Scotland needs go-ahead from London for independence vote, court rules


The UK Supreme Court has ruled that the Scottish government does not have the legal authority to hold an independence referendum without agreement from Downing Street, scuppering plan to hold a vote next year.

Nicola Sturgeon, Scotland’s first minister, in June told the parliament in Edinburgh that she wanted to hold a plebiscite in October 2023. Lord Advocate Dorothy Bain, Scotland’s most senior legal officer, referred the draft bill to the Supreme Court because she did not have the “necessary degree of confidence” that the devolved parliament had the authority to legislate for the vote.

The ruling ends a legal route for Sturgeon, leader of the Scottish National party, to hold a rerun of the 2014 referendum in which Scots voted 55 per cent to 45 per cent in favour of maintaining their union with England.

The last referendum was made possible after then prime minister David Cameron gave the Scottish government legal authority to hold it. His successors have refused to do the same, arguing that not enough time had passed since the last vote.

Lord Robert Reed, president of the Supreme Court, on Wednesday said the five justices had agreed that the proposed legislation related to reserved matters, rejecting an argument by the Lord Advocate that its “advisory” nature meant it was not related to the union, which is reserved to the government in London.

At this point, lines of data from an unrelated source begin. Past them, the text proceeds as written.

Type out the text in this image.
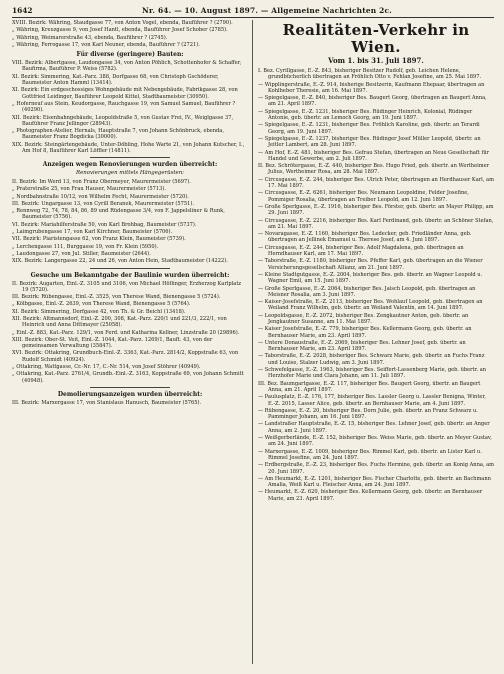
1642	Nr. 64. — 10. August 1897. — Allgemeine Nachrichten 2c.
XVIII. Bezirk: Währing, Staudgasse 77, von Anton Vogel, ebenda, Bauführer ? (2790).
„ Währing, Kreuzgasse 9, von Josef Hantl, ebenda, Bauführer Josef Schober (2785).
„ Währing, Weimarerstraße 43, ebenda, Bauführer ? (2745).
„ Währing, Ferrogasse 17, von Karl Neuner, ebenda, Bauführer ? (2721).
Für diverse (geringere) Bauten:
VIII. Bezirk: Albertgasse, Laudongasse 34, von Anton Pöhlich, Schottenhofer & Schaffer, Baufirma, Bauführer P. Weiss (5782).
XI. Bezirk: Simmering, Kat.-Parz. 388, Dorfgasse 68, von Christoph Gschöderer, Baumeister Anton Hamml (13414).
XI. Bezirk: Ein erdgeschossiges Wohngebäude mit Nebengebäude, Fabrikgasse 28, von Gottfried Leidinger, Bauführer Leopold Kittel, Stadtbaumeister (30950).
„ Hoferneuf aus Stein, Keudorgasse, Rauchgasse 19, von Samuel Samuel, Bauführer ? (40290).
XII. Bezirk: Eisenbahngebäude, Leopoldstraße 5, von Gustav Frei, IV., Weiglgasse 37, Bauführer Franz Jellinger (28943).
„ Photographen-Atelier, Hernals, Hauptstraße 7, von Johann Schönbruck, ebenda, Baumeister Franz Bogdicka (30000).
XIX. Bezirk: Steingärtengebäude, Unter-Döbling, Hohe Warte 21, von Johann Kutscher, I., Am Hof 8, Bauführer Karl Löffler (14811).
Anzeigen wegen Renovierungen wurden überreicht:
Renovierungen mittels Hängegerüsten:
II. Bezirk: Im Werd 13, von Franz Obermeyer, Maurermeister (5697).
„ Praterstraße 25, von Frau Hauser, Maurermeister (5713).
„ Nordbahnstraße 10/12, von Wilhelm Fecht, Maurermeister (5720).
III. Bezirk: Ungargasse 13, von Cyrill Beranek, Maurermeister (5751).
„ Rennweg 72, 74, 78, 84, 86, 89 und Rüdengasse 3/4, von F. Jappelsliner & Runk, Baumeister (5756).
VI. Bezirk: Mariahilferstraße 50, von Karl Brohbag, Baumeister (5737).
„ Laimgrubengasse 17, von Karl Kirchner, Baumeister (5706).
VII. Bezirk: Piaristengasse 62, von Franz Klein, Baumeister (5739).
„ Lerchengasse 111, Burggasse 19, von Fr. Klein (5950).
„ Laudongasse 27, von Jul. Stiller, Baumeister (2644).
XIX. Bezirk: Langergasse 22, 24 und 26, von Anton Hein, Stadtbaumeister (14222).
Gesuche um Bekanntgabe der Baulinie wurden überreicht:
II. Bezirk: Augarten, Einl.-Z. 3105 und 3106, von Michael Höflinger, Erzherzog Karlplatz 19 (5720).
III. Bezirk: Rübengasse, Einl.-Z. 3525, von Therese Wand, Bienengasse 5 (5724).
„ Kölbgasse, Einl.-Z. 2639, von Therese Wand, Bienengasse 5 (5764).
XI. Bezirk: Simmering, Dorfgasse 42, von Th. & Gr. Beichl (13418).
XII. Bezirk: Altmannsdorf, Einl.-Z. 200, 308, Kat.-Parz. 220/1 und 221/3, 222/1, von Heinrich und Anna Dittmayer (25058).
„ Einl.-Z. 883, Kat.-Parz. 129/1, von Ferd. und Katharina Kellner, Linzstraße 20 (29896).
XIII. Bezirk: Ober-St. Veit, Einl.-Z. 1044, Kat.-Parz. 1269/1, Bauft. 43, von der gemeinsamen Verwaltung (35847).
XVI. Bezirk: Ottakring, Grundbuch-Einl.-Z. 3363, Kat.-Parz. 2814/2, Koppstraße 63, von Rudolf Schmidt (40924).
„ Ottakring, Wattgasse, Cr.-Nr. 17, C.-Nr. 514, von Josef Stöhrer (40949).
„ Ottakring, Kat.-Parz. 2761/4, Grundb.-Einl.-Z. 3163, Koppstraße 69, von Johann Schmitt (40948).
Demolierungsanzeigen wurden überreicht:
III. Bezirk: Marxergasse 17, von Stanislaus Hanusch, Baumeister (5765).
Realitäten-Verkehr in Wien.
Vom 1. bis 31. Juli 1897.
I. Bez. Cyrillgasse, E.-Z. 843, bisheriger Besitzer Rudolf, geb. Leichen Helene, grundbücherlich übertragen an Fröhlich Otto v. Fehlan Josefine, am 25. Mai 1897.
— Wipplingerstraße, E.-Z. 914, bisherige Besitzerin, Kaufmann Ehepaar, übertragen an Kohlheber Theresie, am 16. Mai 1897.
— Spiegelgasse, E.-Z. 840, bisheriger Bes. Baugert Georg, übertragen an Baugert Anna, am 21. April 1897.
— Spiegelgasse, E.-Z. 1231, bisheriger Bes. Rüdinger Heinrich, Kolonial, Rüdinger Antonie, geb. übertr. an Lemoch Georg, am 19. Juni 1897.
— Spiegelgasse, E.-Z. 1231, bisheriger Bes. Fröhlich Karoline, geb. übertr. an Terardi Georg, am 19. Juni 1897.
— Spiegelgasse, E.-Z. 1237, bisheriger Bes. Rüdinger Josef Müller Leopold, übertr. an Jeitler Lambert, am 28. Juni 1897.
— Am Hof, E.-Z. 481, bisheriger Bes. Gefrau Stefan, übertragen an Neue Gesellschaft für Handel und Gewerbe, am 2. Juli 1897.
II. Bez. Schrötergasse, E.-Z. 440, bisheriger Bes. Hugo Fried, geb. übertr. an Wertheimer Julius, Wertheimer Rosa, am 28. Mai 1897.
— Circusgasse, E.-Z. 244, bisheriger Bes. Ulrich Peter, übertragen an Herdhauser Karl, am 17. Mai 1897.
— Circusgasse, E.-Z. 6261, bisheriger Bes. Neumann Leopoldine, Felder Josefine, Pommiger Rosalia, übertragen an Treiber Leopold, am 12. Juni 1897.
— Große Sperlgasse, E.-Z. 1916, bisheriger Bes. Förster, geb. übertr. an Mayer Philipp, am 29. Juni 1897.
— Circusgasse, E.-Z. 2216, bisheriger Bes. Karl Ferdinand, geb. übertr. an Schöner Stefan, am 21. Mai 1897.
— Novaragasse, E.-Z. 1160, bisheriger Bes. Ledecker, geb. Friedländer Anna, geb. übertragen an Jellinek Emanuel u. Therese Josef, am 4. Juni 1897.
— Circusgasse, E.-Z. 244, bisheriger Bes. Adolf Magdalena, geb. übertragen an Herndhauser Karl, am 17. Mai 1897.
— Taborstraße, E.-Z. 1180, bisheriger Bes. Pfeffer Karl, geb. übertragen an die Wiener Versicherungsgesellschaft Allianz, am 21. Juni 1897.
— Kleine Stadtgutgasse, E.-Z. 2004, bisheriger Bes. geb. übertr. an Wagner Leopold u. Wagner Emil, am 15. Juni 1897.
— Große Sperlgasse, E.-Z. 2064, bisheriger Bes. Jaisch Leopold, geb. übertragen an Meisner Rosalia, am 3. Juni 1897.
— Kaiser-Josefstraße, E.-Z. 2113, bisheriger Bes. Wohlauf Leopold, geb. übertragen an Weiland Franz Wilhelm, geb. übertr. an Weiland Valentin, am 14. Juni 1897.
— Leopoldsgasse, E.-Z. 2072, bisheriger Bes. Zengkautner Anton, geb. übertr. an Jengkautner Susanne, am 11. Mai 1897.
— Kaiser Josefstraße, E.-Z. 779, bisheriger Bes. Kellermann Georg, geb. übertr. an Bernhauser Marie, am 23. April 1897.
— Untere Donaustraße, E.-Z. 2069, bisheriger Bes. Lehner Josef, geb. übertr. an Bernhauser Marie, am 23. April 1897.
— Taborstraße, E.-Z. 2028, bisheriger Bes. Schwarz Marie, geb. übertr. an Fuchs Franz und Louise, Stalzer Ludwig, am 3. Juni 1897.
— Schwefelgasse, E.-Z. 1963, bisheriger Bes. Seiffert-Lassenberg Marie, geb. übertr. an Herzhofer Marie und Clara Johann, am 11. Juli 1897.
III. Bez. Baumgartgasse, E.-Z. 117, bisheriger Bes. Baugert Georg, übertr. an Baugert Anna, am 21. April 1897.
— Paulusplatz, E.-Z. 176, 177, bisheriger Bes. Lassler Georg u. Lassler Benigna, Winter, E.-Z. 2015, Lasser Alice, geb. übertr. an Bernhauser Marie, am 4. Juni 1897.
— Rübengasse, E.-Z. 20, bisheriger Bes. Dorn Julie, geb. übertr. an Franz Schwarz u. Pamminger Johann, am 16. Juni 1897.
— Landstraßer Hauptstraße, E.-Z. 15, bisheriger Bes. Lehner Josef, geb. übertr. an Anger Anna, am 2. Juni 1897.
— Weißgerberlände, E.-Z. 152, bisheriger Bes. Weiss Marie, geb. übertr. an Meyer Gustav, am 24. Juni 1897.
— Marxergasse, E.-Z. 1009, bisheriger Bes. Rimmel Karl, geb. übertr. an Lister Karl u. Rimmel Josefine, am 24. Juni 1897.
— Erdbergstraße, E.-Z. 23, bisheriger Bes. Fuchs Hermine, geb. übertr. an Konig Anna, am 20. Juni 1897.
— Am Heumarkt, E.-Z. 1201, bisheriger Bes. Fischer Charlotte, geb. übertr. an Bachmann Amalia, Weiß Karl u. Fleischer Anna, am 24. Juni 1897.
— Heumarkt, E.-Z. 620, bisheriger Bes. Kellermann Georg, geb. übertr. an Bernhauser Marie, am 23. April 1897.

Sir James Eadie, representing the UK government, branded the argument as “strange” because the proposed plebiscite would not just be an opinion poll but part of a political strategy that sought the end of the union between Scotland and England.

Reed said the justices had decided that the definition of “reserved matters” was not limited to its legal effects but also included practical consequences.

“A lawfully held referendum would have important political consequences relating to the union and the UK parliament,” Reed said. “Its outcome would possess the authority, in a constitution and political culture founded upon democracy, of a democratic expression of the view of the Scottish electorate.”

Sturgeon previously said that she would use the next UK general election as a “de facto” referendum if the Supreme Court ruled Scotland did not have authority to hold an independence vote without approval from London.

She said that the ruling blocked one route to a referendum and that “Scottish democracy will not be denied”.

The SNP governs in Edinburgh in a power-sharing agreement with the pro-independence Greens, and has said that victory in the Scottish parliamentary elections in 2021 gives it a mandate to hold another referendum.

Opinion polls have consistently shown that Scots are split on whether to break away from the UK.